A CTL tem no portfólio projetos culturais como o Festival Silêncio, dedicado à “celebração da palavra”, ou o MiL – Lisbon International Music Network, cuja 4ª edição estava prevista para março último e teve de ser cancelada. Esta semana, a CTL inaugurou o projeto temporário Casa do Capitão, situado ao ar livre na zona do Beato, onde até fins de outubro há exposições, música ao vivo e espaço de restauração.

Discotecas de entretenimento puro são diferentes de salas noturnas com programação, defende Gonçalo Riscado (JOÃO PORFÍRIO/OBSERVADOR)

“Programar música e artistas e à nossa razão de existir”
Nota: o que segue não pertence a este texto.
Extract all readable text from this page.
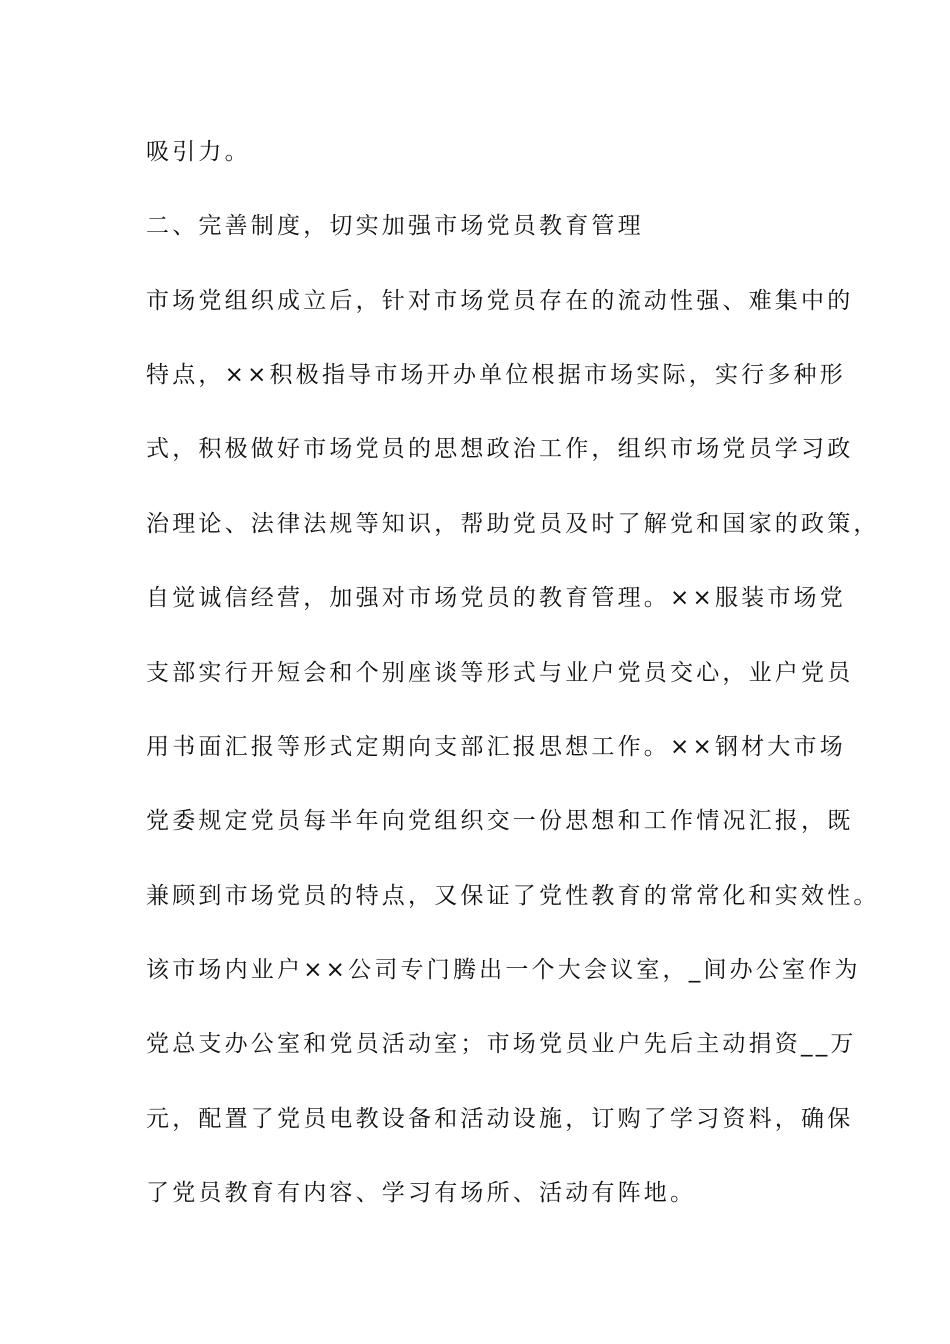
吸引力。
二、完善制度，切实加强市场党员教育管理
市场党组织成立后，针对市场党员存在的流动性强、难集中的
特点，××积极指导市场开办单位根据市场实际，实行多种形
式，积极做好市场党员的思想政治工作，组织市场党员学习政
治理论、法律法规等知识，帮助党员及时了解党和国家的政策，
自觉诚信经营，加强对市场党员的教育管理。××服装市场党
支部实行开短会和个别座谈等形式与业户党员交心，业户党员
用书面汇报等形式定期向支部汇报思想工作。××钢材大市场
党委规定党员每半年向党组织交一份思想和工作情况汇报，既
兼顾到市场党员的特点，又保证了党性教育的常常化和实效性。
该市场内业户××公司专门腾出一个大会议室，_间办公室作为
党总支办公室和党员活动室；市场党员业户先后主动捐资__万
元，配置了党员电教设备和活动设施，订购了学习资料，确保
了党员教育有内容、学习有场所、活动有阵地。
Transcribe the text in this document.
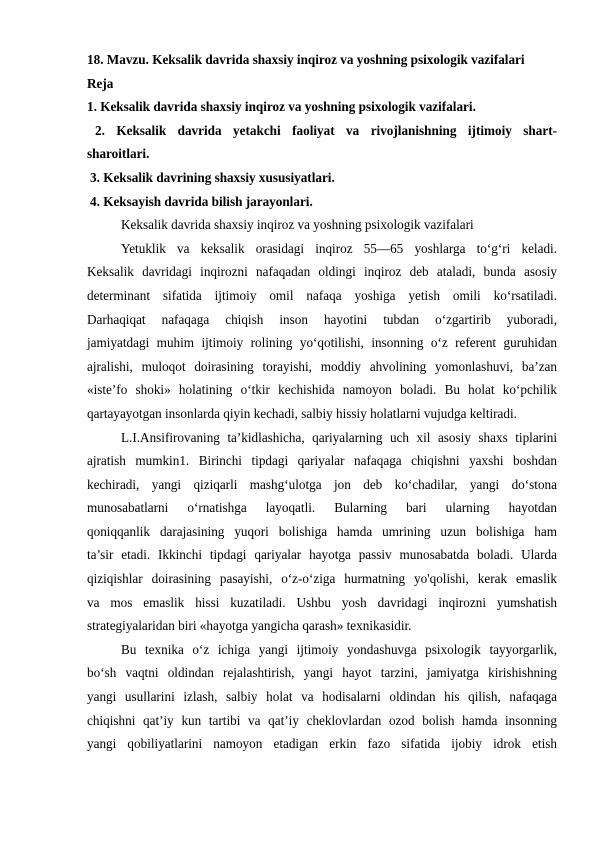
18. Mavzu. Keksalik davrida shaxsiy inqiroz va yoshning psixologik vazifalari
Reja
1. Keksalik davrida shaxsiy inqiroz va yoshning psixologik vazifalari.
2. Keksalik davrida yetakchi faoliyat va rivojlanishning ijtimoiy shart-
sharoitlari.
3. Keksalik davrining shaxsiy xususiyatlari.
4. Keksayish davrida bilish jarayonlari.
Keksalik davrida shaxsiy inqiroz va yoshning psixologik vazifalari
Yetuklik va keksalik orasidagi inqiroz 55—65 yoshlarga to‘g‘ri keladi.
Keksalik davridagi inqirozni nafaqadan oldingi inqiroz deb ataladi, bunda asosiy
determinant sifatida ijtimoiy omil nafaqa yoshiga yetish omili ko‘rsatiladi.
Darhaqiqat nafaqaga chiqish inson hayotini tubdan o‘zgartirib yuboradi,
jamiyatdagi muhim ijtimoiy rolining yo‘qotilishi, insonning o‘z referent guruhidan
ajralishi, muloqot doirasining torayishi, moddiy ahvolining yomonlashuvi, ba’zan
«iste’fo shoki» holatining o‘tkir kechishida namoyon boladi. Bu holat ko‘pchilik
qartayayotgan insonlarda qiyin kechadi, salbiy hissiy holatlarni vujudga keltiradi.
L.I.Ansifirovaning ta’kidlashicha, qariyalarning uch xil asosiy shaxs tiplarini
ajratish mumkin1. Birinchi tipdagi qariyalar nafaqaga chiqishni yaxshi boshdan
kechiradi, yangi qiziqarli mashg‘ulotga jon deb ko‘chadilar, yangi do‘stona
munosabatlarni o‘rnatishga layoqatli. Bularning bari ularning hayotdan
qoniqqanlik darajasining yuqori bolishiga hamda umrining uzun bolishiga ham
ta’sir etadi. Ikkinchi tipdagi qariyalar hayotga passiv munosabatda boladi. Ularda
qiziqishlar doirasining pasayishi, o‘z-o‘ziga hurmatning yo'qolishi, kerak emaslik
va mos emaslik hissi kuzatiladi. Ushbu yosh davridagi inqirozni yumshatish
strategiyalaridan biri «hayotga yangicha qarash» texnikasidir.
Bu texnika o‘z ichiga yangi ijtimoiy yondashuvga psixologik tayyorgarlik,
bo‘sh vaqtni oldindan rejalashtirish, yangi hayot tarzini, jamiyatga kirishishning
yangi usullarini izlash, salbiy holat va hodisalarni oldindan his qilish, nafaqaga
chiqishni qat’iy kun tartibi va qat’iy cheklovlardan ozod bolish hamda insonning
yangi qobiliyatlarini namoyon etadigan erkin fazo sifatida ijobiy idrok etish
Referindo-se aos grassroots music venues, Gonçalo Riscado diz que têm características diferenciam das de outras discotecas e constituem “o primeiro circuito” para artistas da música, por serem “um primeiro palco e uma plataforma de divulgação”. “Antes de um artista poder ir a palcos maiores, a salas mais institucionais ou a um grande festival, iniciou a carreira neste circuito”, sublinha. No MusicBox registam-se por ano mais de 200 concertos e mais de 600 atuações de DJs (live acts).

“Temos respeito por todos e não desvalorizamos a importância da dança e do entretenimento puro, até porque também nos incluímos aí”, sublinha o responsável. “Mas numa discoteca comum a música funciona como um veículo para o consumo e para a diversão, não tanto como uma oportunidade de programação cultural. No nosso caso, programar música e artistas e à nossa razão de existir. Vendemos bilhetes, bebidas e comida, claro, como forma de ajudar a financiar a atividade, mas fazemos programação cultural e as nossas equipas estão desenhadas para isso.”

Os três fundadores da associação tiveram reuniões há cerca de um mês e meio com a Secretaria de Estado do Comércio e o Ministério da Cultura, ainda na qualidade de representantes dos espaços que dirigem e não enquanto membros da associação, que só daqui a alguns dias estará legalizada. Dessas reuniões não houve resultados concretos. “O secretário de Estado do Comércio mostrou uma enorme compreensão dos problemas e um conhecimento sustentado deste circuito”, resume Gonçalo Riscado. “No Ministério da Cultura explicámos o nosso ponto de vista, mas para já ainda não sentimos muita abertura para considerar estes espaços como um investimento estratégico do Estado”, acrescenta. No início de setembro serão pedidas novas reuniões.

A associação pretende integrar a federação europeia Live DMA, onde hoje se agrupam 20 associações de salas de programação de música. Gonçalo Riscado refere que a pandemia e o encerramento forçado vieram precipitar uma necessidade de associativismo que era evidente há vários anos entre clubes noturnos portugueses.